Nationalrat plant höhere Armeeausgaben durch Kompensation an anderer Stelle auszugleichen
Der Nationalrat hat beschlossen, die höheren Armeeausgaben von vier Milliarden Franken durch einen reduzierten Kantonsanteil an der Bundessteuer und Sparmassnahmen zu finanzieren. Dieser Beschluss wurde am Donnerstag mit den Stimmen der SVP, FDP und einem Teil der Mitte gefasst. Die grosse Kammer bevorzugte die Fondslösung zur Kompensation, welche mit 110 zu 78 Stimmen bei 3 Enthaltungen angenommen wurde. In der Gesamtabstimmung stimmten 119 Abgeordnete für den Bundesbeschluss, 64 dagegen und 9 enthielten sich.

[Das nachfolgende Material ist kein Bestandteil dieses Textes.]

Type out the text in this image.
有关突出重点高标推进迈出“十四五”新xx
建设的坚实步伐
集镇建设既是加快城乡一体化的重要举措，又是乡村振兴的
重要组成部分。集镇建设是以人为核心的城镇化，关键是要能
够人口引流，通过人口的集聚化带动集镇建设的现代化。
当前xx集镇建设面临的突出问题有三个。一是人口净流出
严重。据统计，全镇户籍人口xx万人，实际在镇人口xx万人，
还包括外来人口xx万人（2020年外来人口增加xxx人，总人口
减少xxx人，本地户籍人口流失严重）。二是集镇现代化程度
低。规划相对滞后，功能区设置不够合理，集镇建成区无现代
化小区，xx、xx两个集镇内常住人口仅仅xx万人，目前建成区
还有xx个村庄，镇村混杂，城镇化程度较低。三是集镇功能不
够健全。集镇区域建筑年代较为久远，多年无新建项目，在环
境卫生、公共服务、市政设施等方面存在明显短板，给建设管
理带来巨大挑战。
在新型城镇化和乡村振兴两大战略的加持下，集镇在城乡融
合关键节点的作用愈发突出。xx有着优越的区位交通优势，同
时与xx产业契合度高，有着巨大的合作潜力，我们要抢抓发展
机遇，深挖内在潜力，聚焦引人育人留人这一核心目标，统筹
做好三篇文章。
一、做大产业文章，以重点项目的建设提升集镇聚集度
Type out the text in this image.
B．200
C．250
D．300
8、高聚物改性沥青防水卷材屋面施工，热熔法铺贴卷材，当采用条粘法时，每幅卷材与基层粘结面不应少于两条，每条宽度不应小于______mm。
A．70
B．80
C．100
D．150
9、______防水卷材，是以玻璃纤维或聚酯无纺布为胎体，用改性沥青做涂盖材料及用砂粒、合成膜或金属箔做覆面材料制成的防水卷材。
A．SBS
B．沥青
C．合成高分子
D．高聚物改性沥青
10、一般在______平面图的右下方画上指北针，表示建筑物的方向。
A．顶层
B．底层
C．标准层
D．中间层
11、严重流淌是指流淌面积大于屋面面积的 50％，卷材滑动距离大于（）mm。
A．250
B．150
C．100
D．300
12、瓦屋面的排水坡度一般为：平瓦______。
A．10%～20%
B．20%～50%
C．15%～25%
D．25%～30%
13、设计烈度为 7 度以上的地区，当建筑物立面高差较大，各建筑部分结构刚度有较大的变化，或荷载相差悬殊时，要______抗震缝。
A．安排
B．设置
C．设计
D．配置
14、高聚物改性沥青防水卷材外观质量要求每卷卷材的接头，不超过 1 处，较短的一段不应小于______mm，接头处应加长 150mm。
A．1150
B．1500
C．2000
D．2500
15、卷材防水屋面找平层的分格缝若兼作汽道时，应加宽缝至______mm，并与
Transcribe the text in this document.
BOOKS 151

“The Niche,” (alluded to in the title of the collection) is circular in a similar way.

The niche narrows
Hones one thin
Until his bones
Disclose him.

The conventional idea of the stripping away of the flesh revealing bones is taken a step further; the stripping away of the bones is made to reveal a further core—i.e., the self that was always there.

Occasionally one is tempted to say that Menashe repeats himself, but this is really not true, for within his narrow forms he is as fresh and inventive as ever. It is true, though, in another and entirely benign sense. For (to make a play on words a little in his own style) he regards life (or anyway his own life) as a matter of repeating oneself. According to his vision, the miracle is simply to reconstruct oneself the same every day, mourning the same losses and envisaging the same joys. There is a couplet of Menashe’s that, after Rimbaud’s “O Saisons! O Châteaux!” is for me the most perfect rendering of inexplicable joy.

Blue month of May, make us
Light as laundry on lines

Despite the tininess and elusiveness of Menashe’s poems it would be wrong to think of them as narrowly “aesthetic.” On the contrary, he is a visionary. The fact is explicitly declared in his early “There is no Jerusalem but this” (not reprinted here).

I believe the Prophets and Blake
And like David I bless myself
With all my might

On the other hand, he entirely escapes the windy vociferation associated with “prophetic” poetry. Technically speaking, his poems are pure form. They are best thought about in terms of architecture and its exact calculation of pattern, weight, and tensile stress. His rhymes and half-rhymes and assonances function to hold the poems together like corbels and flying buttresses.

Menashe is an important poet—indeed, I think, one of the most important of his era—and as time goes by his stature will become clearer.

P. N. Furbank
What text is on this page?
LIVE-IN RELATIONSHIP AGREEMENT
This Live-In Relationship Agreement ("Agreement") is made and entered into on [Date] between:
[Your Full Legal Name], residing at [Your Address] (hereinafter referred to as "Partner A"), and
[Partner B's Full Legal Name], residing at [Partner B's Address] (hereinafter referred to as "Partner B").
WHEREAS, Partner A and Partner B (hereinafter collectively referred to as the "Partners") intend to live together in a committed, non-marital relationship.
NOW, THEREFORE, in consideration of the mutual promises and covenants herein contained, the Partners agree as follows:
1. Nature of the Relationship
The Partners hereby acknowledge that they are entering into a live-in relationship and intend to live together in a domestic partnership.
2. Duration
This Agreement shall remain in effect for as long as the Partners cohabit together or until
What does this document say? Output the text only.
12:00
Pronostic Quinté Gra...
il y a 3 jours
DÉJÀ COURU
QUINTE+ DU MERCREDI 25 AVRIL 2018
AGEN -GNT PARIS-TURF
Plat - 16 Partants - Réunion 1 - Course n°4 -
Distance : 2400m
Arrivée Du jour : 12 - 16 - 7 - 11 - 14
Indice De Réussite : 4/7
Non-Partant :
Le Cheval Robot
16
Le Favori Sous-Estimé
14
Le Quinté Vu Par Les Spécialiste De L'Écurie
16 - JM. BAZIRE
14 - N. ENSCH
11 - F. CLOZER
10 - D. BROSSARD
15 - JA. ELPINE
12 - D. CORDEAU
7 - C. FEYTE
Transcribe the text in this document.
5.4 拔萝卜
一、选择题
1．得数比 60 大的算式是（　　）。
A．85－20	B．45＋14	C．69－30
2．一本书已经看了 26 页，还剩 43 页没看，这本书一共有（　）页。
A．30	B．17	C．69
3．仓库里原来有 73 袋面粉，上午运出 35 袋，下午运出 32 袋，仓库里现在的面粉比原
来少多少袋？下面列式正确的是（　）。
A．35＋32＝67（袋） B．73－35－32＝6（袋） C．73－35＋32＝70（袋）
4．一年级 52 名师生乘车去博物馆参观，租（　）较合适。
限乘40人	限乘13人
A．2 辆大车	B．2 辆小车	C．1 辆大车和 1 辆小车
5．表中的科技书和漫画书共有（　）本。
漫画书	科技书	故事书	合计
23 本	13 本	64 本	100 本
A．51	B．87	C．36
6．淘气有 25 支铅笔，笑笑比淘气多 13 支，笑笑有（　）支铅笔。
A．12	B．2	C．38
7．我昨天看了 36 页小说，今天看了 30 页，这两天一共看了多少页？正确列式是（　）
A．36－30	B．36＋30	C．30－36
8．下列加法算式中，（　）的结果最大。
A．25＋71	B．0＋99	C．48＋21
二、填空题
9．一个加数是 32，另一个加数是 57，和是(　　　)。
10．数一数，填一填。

Sowohl der Ständerat als auch der Nationalrat haben sich zuvor für eine Erhöhung des Armeebudgets um 4 Milliarden Franken auf insgesamt 29,8 Milliarden Franken für die kommenden vier Jahre ausgesprochen. Dies soll sicherstellen, dass das Ziel von einem Prozent des Bruttoinlandprodukts bis 2030 und nicht erst bis 2035 erreicht wird. Anträge, die Beträge zu reduzieren, fanden keine Mehrheit im Nationalrat. Zur Finanzierung der Mehrausgaben sollen die Kantonsanteile an der direkten Bundessteuer gesenkt und Ausgaben bei internationaler Zusammenarbeit und Bundespersonal gekürzt werden. Effizienzsteigerungen bei der Gruppe Verteidigung der Armee und beim Bundesamt für Rüstung sind ebenfalls geplant.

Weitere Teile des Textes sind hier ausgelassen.